Strike a blow for open government

Friday, February 20, 2009 | 4:11 p.m. CST

Dear Reader,

On Thursday, we were injected by a double dose of new(s) — a new schools superintendent and a new police chief.

The two-fer, for all I know, was happy coincidence.

The new guys serve the same constituency: us. So I won't be surprised when they come in saying similar things. 

City Manager Bill Watkins wants more transparency in the Police Department. The School Board has asked for more openness from the superintendent's office.

Open. Government. They don't always go together. 

Missourian managing editor Jeanne Abbott is assigning a reporter to do a story about what transparency means in both organizations.

If you have a question or thought on the topic, let Jeanne know.


In the spirit of openness, I've tried to keep you up-to-date on changes in print.

Saturday's edition is the penultimate Weekend Missourian.
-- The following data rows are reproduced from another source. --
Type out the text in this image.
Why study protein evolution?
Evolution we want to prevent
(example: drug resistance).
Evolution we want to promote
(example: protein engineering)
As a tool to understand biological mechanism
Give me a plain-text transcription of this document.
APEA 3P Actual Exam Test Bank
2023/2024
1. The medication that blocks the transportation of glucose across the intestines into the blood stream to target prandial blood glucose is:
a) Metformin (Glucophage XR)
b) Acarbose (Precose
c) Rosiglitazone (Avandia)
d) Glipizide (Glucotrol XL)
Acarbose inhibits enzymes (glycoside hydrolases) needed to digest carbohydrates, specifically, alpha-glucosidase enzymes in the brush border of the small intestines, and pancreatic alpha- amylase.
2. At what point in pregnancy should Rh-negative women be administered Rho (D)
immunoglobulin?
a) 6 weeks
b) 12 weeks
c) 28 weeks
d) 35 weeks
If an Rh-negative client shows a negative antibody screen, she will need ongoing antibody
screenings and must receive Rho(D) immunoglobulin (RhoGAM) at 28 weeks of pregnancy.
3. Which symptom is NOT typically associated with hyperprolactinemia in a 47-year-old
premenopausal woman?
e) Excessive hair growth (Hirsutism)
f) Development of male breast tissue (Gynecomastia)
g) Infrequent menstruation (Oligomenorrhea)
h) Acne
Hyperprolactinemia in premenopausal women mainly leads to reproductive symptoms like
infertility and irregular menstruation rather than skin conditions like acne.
Beginning in March, the Missourian will publish in print on Sunday and from Tuesday through Friday.

The Weekend Missourian has at least one story every week that editors consider to be of “project quality” — that is, a report that goes deep and contains more layers of information. It takes more space.

You’ll see one of these every day, whether it's local news, sports or reports from the wire services.

The stories might not be as long — most Weekend cover stories are more than 4,000 words — but they will still take significant space.

The front page has been redesigned to really make these cover stories shine. It’s not a total makeover; body and display type will remain the same. But you’ll see little changes throughout the page.

You’ll find seven days of Sudoku, Bridge, AstroGraph and crossword puzzles. There will be two days’ worth on Fridays and Sundays. You’ll find them in the B-section.

Items shared by Columbians on are regularly published in the Weekend Missourian. You’ll still see them, on 2A most days, in the daily print edition.


I'm now officially obsessed: Kill "the perfect storm."

UM System President Gary Forsee spoke straight ahead for most of two hours with MU faculty and staff Friday morning. He began, though, with that most imperfect cliche.

Let me know other places you find this felony phrase.

Leave no stone unturned. Together, we can smash it like a rotten tomato and sweep it out to sea.